Luckily, at its core, Grafana is a visualization and query engine. As such, it has several built-in mechanisms that we can use to search logs.
For log messages that are already in a JSON format, we can use the json filter to parse out fields and then query on them.
For example, our sample flog application generates JSON messages for fake HTTP requests. Let’s find messages for all POST requests:
{container="loki_flog_1"} | json http_method="method" | http_method = `POST`
This query grabs all log messages from the flog container, parses the method field into a new label, and then shows only messages where the method is POST.

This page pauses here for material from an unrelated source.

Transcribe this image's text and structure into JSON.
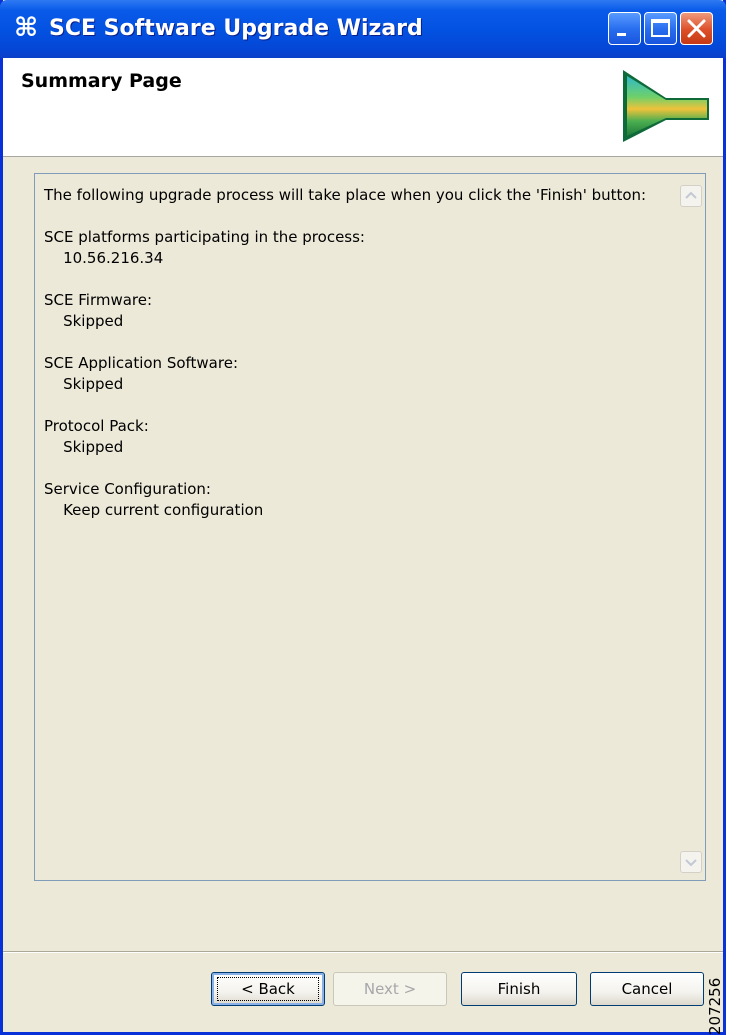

For messages that aren’t in JSON format, we can use a line filter to find the same messages as above:
{container="loki_flog_1"} |= `"method": "POST"`
This approach is an exact query. This means all characters, including white space, have to match exactly.
Finally, we can use a regular expression to filter log messages. This works by parsing specific parts of a log message into new labels, then filtering on those labels:
{container="loki_flog_1"} | regexp `"method": "(?P<http_method>.*)", "request"` | http_method = `POST`
In this case, the regular expressions are based on the Go language and require at least one named group.
In this article, we looked at Loki, a log aggregation system that’s part of the Grafana observability stack. It’s capable of ingesting millions of log messages from different sources.
It behaves differently from other log aggregation systems by not indexing entire log messages. Instead, it uses metadata to attach labels to each message. Then, using the existing search capabilities of Grafana, we can search and filter log messages for specific data.